If there’s one thing the Street hates, it’s uncertainty. Like most of my neurotic friends, its mood swings inappropriately high on the slightest whiff of good news, and zooms to depressing depths at the merest suspicion of impending bad karma. Given the paucity of the former and the plethora of the latter, it’s been a crazy ride lately, with trips to the moon closely followed by extended visits to the sewage system that runs beneath corporate capitalism on an all-to regular basis.

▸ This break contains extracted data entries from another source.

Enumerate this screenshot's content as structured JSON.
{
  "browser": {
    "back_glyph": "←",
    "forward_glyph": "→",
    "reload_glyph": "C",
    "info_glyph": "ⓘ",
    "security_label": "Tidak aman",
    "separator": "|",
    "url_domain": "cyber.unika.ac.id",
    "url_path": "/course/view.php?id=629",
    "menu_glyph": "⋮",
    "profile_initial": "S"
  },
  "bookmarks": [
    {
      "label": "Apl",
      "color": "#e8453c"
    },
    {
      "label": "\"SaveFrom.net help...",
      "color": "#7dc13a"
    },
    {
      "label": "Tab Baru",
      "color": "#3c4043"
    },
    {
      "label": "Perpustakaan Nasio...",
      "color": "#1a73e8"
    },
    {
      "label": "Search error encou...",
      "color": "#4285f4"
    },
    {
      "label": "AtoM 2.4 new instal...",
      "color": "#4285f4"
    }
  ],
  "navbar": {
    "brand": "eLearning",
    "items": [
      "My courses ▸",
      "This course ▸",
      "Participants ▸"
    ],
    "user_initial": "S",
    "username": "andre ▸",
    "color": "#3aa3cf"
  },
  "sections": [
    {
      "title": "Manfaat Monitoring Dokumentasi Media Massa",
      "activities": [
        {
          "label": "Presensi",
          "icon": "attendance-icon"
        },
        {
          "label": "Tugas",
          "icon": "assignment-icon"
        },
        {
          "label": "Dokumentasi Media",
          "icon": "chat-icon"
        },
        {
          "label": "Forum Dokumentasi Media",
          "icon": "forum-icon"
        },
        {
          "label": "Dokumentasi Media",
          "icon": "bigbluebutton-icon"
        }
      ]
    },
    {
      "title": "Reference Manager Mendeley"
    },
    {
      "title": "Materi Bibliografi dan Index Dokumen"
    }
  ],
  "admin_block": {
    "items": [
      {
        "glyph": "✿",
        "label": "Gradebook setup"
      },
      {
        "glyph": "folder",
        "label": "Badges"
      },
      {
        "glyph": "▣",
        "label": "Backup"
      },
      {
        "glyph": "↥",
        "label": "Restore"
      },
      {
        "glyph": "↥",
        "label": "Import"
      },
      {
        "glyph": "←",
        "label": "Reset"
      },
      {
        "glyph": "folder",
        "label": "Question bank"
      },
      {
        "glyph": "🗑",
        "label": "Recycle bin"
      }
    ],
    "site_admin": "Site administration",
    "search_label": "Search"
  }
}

Like Mr. Paulson and Mr. Bernanke, I would like to do whatever I can to help restore confidence and solidity to the marketplace. In support of that effort, I hereby offer a few thoughts on what, even at this challenging juncture, is not in any sort of doubt:

  • An individual in danger of losing his or her mortgage will be worse off, in the end, than the majority of executives working in the institution holding that mortgage;
  • While investment banks may change their stripes, investment bankers will not;
  • The bailout will most dramatically benefit those who created the crisis in the first place;
  • The new levels of oversight and regulation that are implemented will have the greatest impact on those firms which require it least;
  • All the excesses and depredations foisted upon our poor economy will be back very soon, because it’s simply too boring to do business or make obscene amounts of money by playing things straight;
  • An extremely small number of highly fungible executives will be punished for their actions; they will later emerge from prison to become philanthropists;
  • An entire graduating class of pundits, senior managers, hedge fund speculators and debunked risk-management geniuses will be jettisoned from the body of the system; they will appear almost immediately in the financial media playing the part of experts who can explain whys, wherefores and potential future courses of action;
  • Wall Street will survive;
  • Main Street will suffer;
  • The rich will probably have to wait a while to get richer;
  • The poor need suffer under no such limitation to achieve their customary status.

When the Soviet Union fell, all the Eastern European countries had to reconstitute their governments. Former communist bureaucrats had to scramble, since the whole philosophical and operating infrastructure under which they had professionally and personally prospered had been yanked away. Today there are entirely new institutions governing those nations, and in many cases the same bureaucrats who prospered under the old regime are still running the game from new offices, with new titles, new letterhead, new committees to chair. I have no doubt as we transition our economy to a new more equity-based model, the former scions of the now-discredited system will once again rise to the apex of power under a brand new flag.

It’s not only cream that rises to the top.